Let $B \ge 2$ be integer and $[x]$ denote the nearest integer to real $x$.
For $2 \le B \le 10^5$ computations with mpmath suggest:
$$ [\zeta(1-1/B)]=-B+1 \qquad (1)$$
Is (1) true for all $B \ge 2$?
Let $B \ge 2$ be integer and $[x]$ denote the nearest integer to real $x$.

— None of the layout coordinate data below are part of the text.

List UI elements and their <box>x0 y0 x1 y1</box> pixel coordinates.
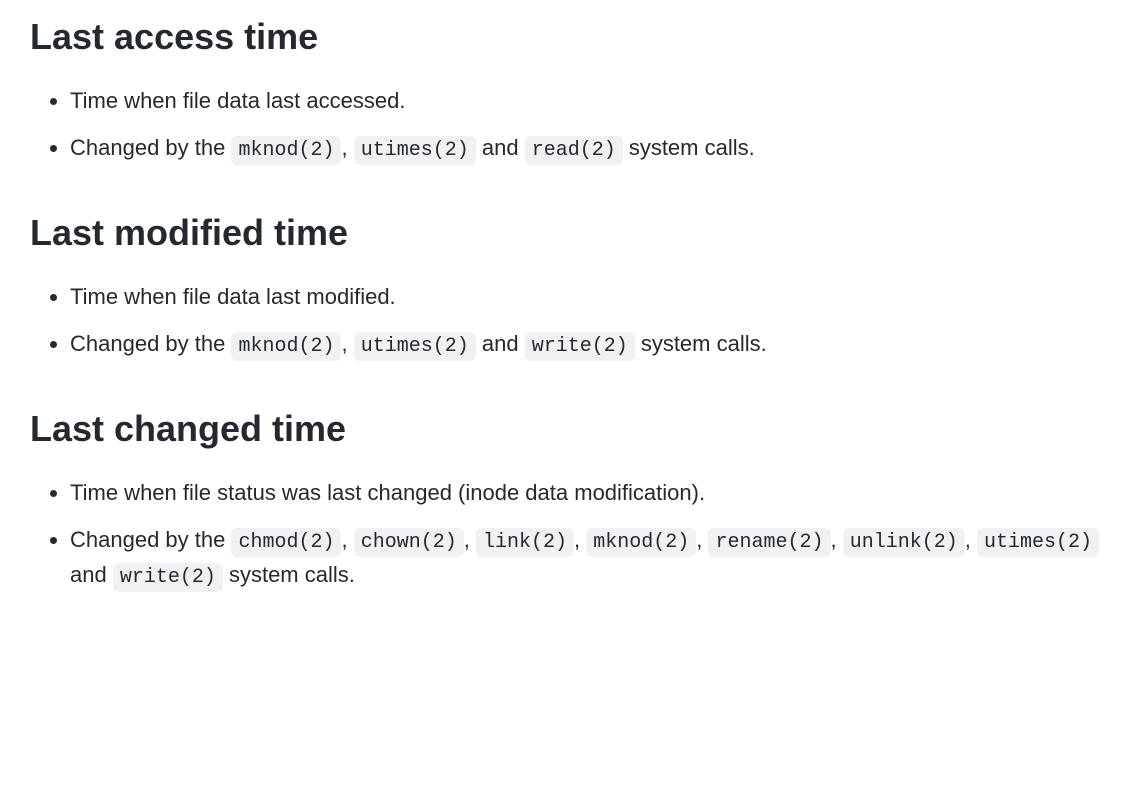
text-prefix: Changed by the <box>70 135 231 160</box>
separator: , <box>464 527 476 552</box>
section-heading: Last changed time <box>30 402 1110 456</box>
bullet-list: Time when file data last modified. Chang… <box>30 280 1110 362</box>
bullet-list: Time when file data last accessed. Chang… <box>30 84 1110 166</box>
separator: , <box>831 527 843 552</box>
separator: and <box>476 135 525 160</box>
text-prefix: Changed by the <box>70 527 231 552</box>
code-inline: link(2) <box>476 528 574 557</box>
code-inline: utimes(2) <box>977 528 1099 557</box>
list-item: Time when file data last accessed. <box>70 84 1110 117</box>
separator: , <box>341 135 353 160</box>
code-inline: mknod(2) <box>231 136 341 165</box>
code-inline: chown(2) <box>354 528 464 557</box>
text-suffix: system calls. <box>623 135 755 160</box>
separator: , <box>341 331 353 356</box>
list-item: Changed by the chmod(2), chown(2), link(… <box>70 523 1110 593</box>
separator: , <box>341 527 353 552</box>
list-item: Changed by the mknod(2), utimes(2) and r… <box>70 131 1110 166</box>
separator: and <box>476 331 525 356</box>
bullet-list: Time when file status was last changed (… <box>30 476 1110 593</box>
section-heading: Last access time <box>30 10 1110 64</box>
list-item: Time when file status was last changed (… <box>70 476 1110 509</box>
text-suffix: system calls. <box>223 562 355 587</box>
separator: and <box>70 562 113 587</box>
separator: , <box>574 527 586 552</box>
code-inline: write(2) <box>113 563 223 592</box>
text-prefix: Changed by the <box>70 331 231 356</box>
list-item: Changed by the mknod(2), utimes(2) and w… <box>70 327 1110 362</box>
code-inline: write(2) <box>525 332 635 361</box>
section-heading: Last modified time <box>30 206 1110 260</box>
code-inline: read(2) <box>525 136 623 165</box>
code-inline: chmod(2) <box>231 528 341 557</box>
code-inline: unlink(2) <box>843 528 965 557</box>
list-item: Time when file data last modified. <box>70 280 1110 313</box>
code-inline: mknod(2) <box>586 528 696 557</box>
code-inline: utimes(2) <box>354 136 476 165</box>
separator: , <box>965 527 977 552</box>
separator: , <box>696 527 708 552</box>
code-inline: rename(2) <box>708 528 830 557</box>
code-inline: utimes(2) <box>354 332 476 361</box>
code-inline: mknod(2) <box>231 332 341 361</box>
text-suffix: system calls. <box>635 331 767 356</box>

For $2 \le B \le 10^5$ computations with mpmath suggest:
$$ [\zeta(1-1/B)]=-B+1 \qquad (1)$$
Is (1) true for all $B \ge 2$?
We can make the error mentioned by Wojowu in his comment explicit by using some results on the Laurent coefficients of the zeta function. There are a few results on this, but I'll just use Theorem 2 of this paper by Berndt (which gives a more general result for the Hurwitz zeta function). The relevant result is
Theorem. (Berndt) Write $$ \zeta(s) = \frac{1}{s-1} + \sum_{n=0}^\infty \gamma_n (s-1)^n $$ for the Laurent series expansion of $\zeta$ around $s=1$. Then for $n\geq 1$, we have $$ \left|\gamma_n\right| \leq \frac{4}{n\pi^n}. $$ For $B\geq 2$ an integer, write $$ \zeta\left(1-\frac{1}{B}\right) = -B + \gamma + R(B), $$ where $\gamma=\gamma_0\approx .577...$ is the usual Euler-Mascheroni constant and $$ R(B) = \sum_{n=1}^\infty \gamma_n \left(-\frac{1}{B}\right)^n. $$ Applying the triangle inequality and Berndt's result, we have $$ \left|R(B)\right| \leq \sum_{n=1}^\infty \frac{4}{n(B\pi)^n} \leq \frac{4}{B}\sum_{n=1}^{\infty} \frac{1}{n\pi^n}. $$ The sum on the right converges rapidly and is numerically $\approx 0.383...$. Thus $$ \left| R(B) \right| \leq \frac{2}{B}. $$ (By a more careful analysis, the constant 2 can be replaced with 1.) For $B \geq 26$, it follows that $$ \frac{1}{2} < \gamma+ R(B) < 1. $$ Therefore $$ \left[ \zeta\left(1-\frac{1}{B} \right) \right] = -B+1 $$ for $B \geq 26$. The remaining cases can be verified via computer.